My mama had just delivered herself one of her finest tributes. I’d never seen her so taken with a person my age. His playing had absolutely swooned her into a rapturous silence. And although I had never shared as passionate an appreciation for music as my mama, he’d caught my attention, as well, not to mention, this boy wasn’t from Sweetbay. He was from somewhere far away.
The Big, Bad Wolf
For the past twenty years, Daddy’s owned Straight from the Heart, a floral and gift shop smack dab in the center of town on Main Street. A couple of years ago, he brought in Ethel Lee Mabree as his partner, and nothing’s been the same since. Ethel Lee moved to Sweetbay from New Orleans, looking for a simpler way of life. She’s a little woman with big breasts, high heels, and short hair the color of cranberries. First thing she did when she joined Daddy was give the place a facelift. She painted the walls fluorescent pink, added a green-and-white awning off the storefront window, and planted all kinds of bright petunias in a cow trough she’d situated along the sidewalk. Instead of ceramic pots and get-well cards, Ethel Lee filled the shelves with potpourri and bath salts and romantic CDs. She sold candles with names like Eros Vine an
d Summer Sensation and Tender Lavender. Before long, she’d devoted half of the shop to her passionate notions.
“It’s a Love Affair,” she called the new line. With the influx of customers, Daddy didn’t seem to mind. In fact, he started getting rather original himself. He stopped tuning into 107.6 Jubilation on the shop stereo and began playing all kinds of classical music by people like Vivaldi and Chopin and Schubert. In the mornings he offered his customers chicory cappuccino, and in the afternoons he poured glasses of Chablis.

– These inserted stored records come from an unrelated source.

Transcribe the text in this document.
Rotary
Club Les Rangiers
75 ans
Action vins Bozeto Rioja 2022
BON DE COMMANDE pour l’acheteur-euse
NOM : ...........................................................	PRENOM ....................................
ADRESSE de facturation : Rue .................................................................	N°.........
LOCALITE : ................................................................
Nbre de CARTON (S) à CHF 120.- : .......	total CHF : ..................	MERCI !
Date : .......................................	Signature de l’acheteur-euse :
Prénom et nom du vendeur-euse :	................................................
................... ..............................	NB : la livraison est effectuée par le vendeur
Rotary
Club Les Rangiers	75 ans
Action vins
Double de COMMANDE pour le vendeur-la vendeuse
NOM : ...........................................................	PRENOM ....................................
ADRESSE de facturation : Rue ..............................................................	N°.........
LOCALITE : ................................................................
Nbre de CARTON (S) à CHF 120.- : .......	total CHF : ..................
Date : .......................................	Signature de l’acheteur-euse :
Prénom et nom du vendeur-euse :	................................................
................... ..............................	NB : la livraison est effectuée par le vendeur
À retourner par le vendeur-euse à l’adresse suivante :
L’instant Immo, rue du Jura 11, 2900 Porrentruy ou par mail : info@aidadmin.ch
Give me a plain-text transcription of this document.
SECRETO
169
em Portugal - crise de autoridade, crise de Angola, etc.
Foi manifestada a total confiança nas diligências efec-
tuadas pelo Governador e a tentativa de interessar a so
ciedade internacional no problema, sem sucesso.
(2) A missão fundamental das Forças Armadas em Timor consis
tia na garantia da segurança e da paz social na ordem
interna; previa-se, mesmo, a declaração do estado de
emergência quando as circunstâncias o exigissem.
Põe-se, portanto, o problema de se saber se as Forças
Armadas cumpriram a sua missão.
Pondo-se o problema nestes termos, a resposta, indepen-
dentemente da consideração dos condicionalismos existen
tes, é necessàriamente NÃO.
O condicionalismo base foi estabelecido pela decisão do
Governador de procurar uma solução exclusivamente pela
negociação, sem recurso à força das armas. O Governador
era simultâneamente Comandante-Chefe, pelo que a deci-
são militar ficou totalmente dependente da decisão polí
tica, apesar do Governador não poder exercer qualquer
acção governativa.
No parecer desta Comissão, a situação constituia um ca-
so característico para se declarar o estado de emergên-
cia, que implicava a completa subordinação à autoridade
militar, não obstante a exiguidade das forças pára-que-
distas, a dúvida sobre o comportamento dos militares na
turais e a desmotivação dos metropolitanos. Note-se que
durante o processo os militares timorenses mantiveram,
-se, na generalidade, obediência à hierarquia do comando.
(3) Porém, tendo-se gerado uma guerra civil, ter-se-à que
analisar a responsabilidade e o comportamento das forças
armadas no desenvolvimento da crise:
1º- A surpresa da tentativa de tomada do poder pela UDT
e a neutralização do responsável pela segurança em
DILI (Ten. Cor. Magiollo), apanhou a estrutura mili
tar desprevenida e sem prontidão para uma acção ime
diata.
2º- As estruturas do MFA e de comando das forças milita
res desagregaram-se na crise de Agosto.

At first Mama wasn’t too surprised by Daddy’s new way of thinking. She said everybody needs a little salt in their shaker from time to time to keep the sediment out. But when Daddy and Ethel Lee started selling fancy underwear and sexy negligees, Mama felt sure he’d had himself a midlife crisis.
Daddy and Ethel Lee didn’t stop there. No sooner did they start selling lingerie than Ethel Lee began giving free makeover consultations, offering customers her own line of Amour Cosmetics, including a mélange of gourmet lip glosses. Women would get their faces made over. Then they’d sip their coffee or Chablis and watch Daddy arrange some pretty bouquet of flowers. It seemed like every woman from the age of sixteen to eighty-five was visiting their premises on a regular basis.
In the summers, Daddy hired me to make deliveries and do whatever else needed getting done. I’d ride my bicycle the five blocks to town, then lock it to an old fence post between the shop and Bessie Faye’s Creole in the Mornin’ Diner. Bessie Faye always left her back door open, and there wasn’t anything better than starting off my day with a whiff of her chau-rice sausage and creole coffee and shrimp beignets. Mama often said folks don’t know the meaning of living until they’ve experienced one of Bessie Faye’s shrimp beignets.
It was a Tuesday morning. A couple of days had passed since Doug swiped Evie’s and Mary Jordan’s and my clothes and I’d found my mama being swooned to kingdom come. “The help has arrived,” Ethel Lee whooped as I let in a gust of warm air through the back door.